Os Estados Unidos realizaram ataques a pontes no Irã, enquanto o Irã retaliou atacando uma usina de energia e dessalinização no Kuwait nesta sexta-feira (17). Essas ações marcam uma nova escalada militar entre os dois países, após o fracasso do cessar-fogo assinado em junho.
Escalada no Mar e Apreensões no Golfo
No mar, a renovação do conflito interrompeu o abastecimento de energia do Golfo Pérsico, com fuzileiros navais dos EUA abordando um petroleiro próximo ao Estreito de Ormuz. Além disso, homens armados apreenderam outra embarcação ao largo do Iémen, aumentando as preocupações sobre a segurança em um dos principais pontos de estrangulamento do transporte de petróleo na região.
A agência de notícias semioficial iraniana Tasnim informou que a marinha da Guarda Revolucionária do Irã atacou um navio com bandeira tailandesa que tentava atravessar o Estreito de Ormuz, embora não tenha fornecido mais detalhes sobre o incidente.
Consequências Econômicas e Ameaças Militares
A troca de agressões ocorre em meio a um aumento nos preços do petróleo bruto Brent, que subiram 3%, refletindo a pressão política sobre o presidente dos EUA, Donald Trump, antes das eleições legislativas de novembro. Trump ameaçou realizar ataques aéreos em grande escala contra a infraestrutura do Irã e não descartou ações terrestres.

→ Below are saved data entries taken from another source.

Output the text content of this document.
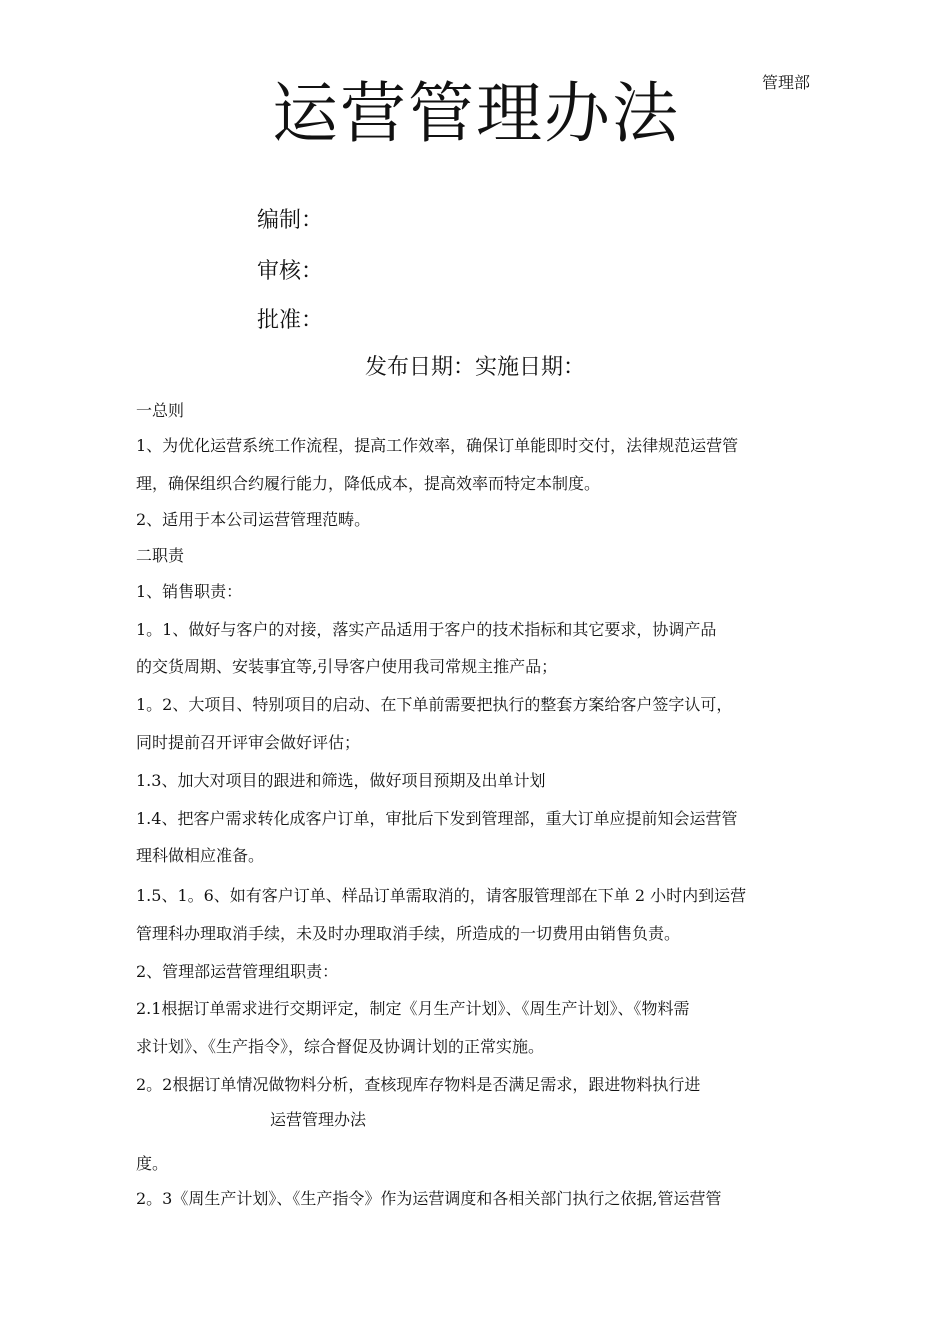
管理部
运营管理办法
编制：
审核：
批准：
发布日期：实施日期：
一总则
1、为优化运营系统工作流程，提高工作效率，确保订单能即时交付，法律规范运营管
理，确保组织合约履行能力，降低成本，提高效率而特定本制度。
2、适用于本公司运营管理范畴。
二职责
1、销售职责：
1。1、做好与客户的对接，落实产品适用于客户的技术指标和其它要求，协调产品
的交货周期、安装事宜等,引导客户使用我司常规主推产品；
1。2、大项目、特别项目的启动、在下单前需要把执行的整套方案给客户签字认可，
同时提前召开评审会做好评估；
1.3、加大对项目的跟进和筛选，做好项目预期及出单计划
1.4、把客户需求转化成客户订单，审批后下发到管理部，重大订单应提前知会运营管
理科做相应准备。
1.5、1。6、如有客户订单、样品订单需取消的，请客服管理部在下单 2 小时内到运营
管理科办理取消手续，未及时办理取消手续，所造成的一切费用由销售负责。
2、管理部运营管理组职责：
2.1根据订单需求进行交期评定，制定《月生产计划》、《周生产计划》、《物料需
求计划》、《生产指令》，综合督促及协调计划的正常实施。
2。2根据订单情况做物料分析，查核现库存物料是否满足需求，跟进物料执行进
运营管理办法
度。
2。3《周生产计划》、《生产指令》作为运营调度和各相关部门执行之依据,管运营管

Autoridades dos EUA afirmaram que os ataques ao sul do Irã visam oferecer opções ao presidente. No entanto, essas ações podem provocar uma resposta ainda mais contundente por parte do Irã, que poderia atingir a infraestrutura vital de países do Golfo ou incentivar seus aliados no Iémen a atacar navios no Mar Vermelho.
Mohsen Rezaei, assessor do líder supremo do Irã, alertou que, se os ataques dos EUA continuarem, o Irã poderá entrar em uma fase de operações ofensivas em grande escala, destacando a gravidade da situação.
Preocupações da ONU e Danos Civis
O secretário-geral da ONU, António Guterres, expressou preocupação com os ataques à infraestrutura civil no Irã e na região, segundo seu porta-voz. O Comando Central Militar dos EUA, que informou que seus alvos incluíam infraestrutura logística militar, iniciou ataques ao Irã pela sétima noite consecutiva.
Os ataques resultaram em mortes no Irã, com relatos de pelo menos sete pessoas mortas em ataques a pontes na cidade de Bandar Khamir. O ministro das Relações Exteriores do Irã, Abbas Araqchi, afirmou que o país não permitirá que o sangue dos cidadãos seja derramado em vão.
Além disso, o Irã anunciou ataques a países do Golfo que abrigam bases aéreas dos EUA. A Marinha iraniana disparou um míssil contra um navio norte-americano no norte do Oceano Índico, causando temor e forçando a embarcação a se afastar.
A escalada de hostilidades se intensificou desde o colapso do acordo de cessar-fogo em 7 de julho, quando o Irã atacou navios no Estreito de Ormuz e os EUA responderam com ataques aéreos, levando a uma nova rodada de bloqueios e tensões na região.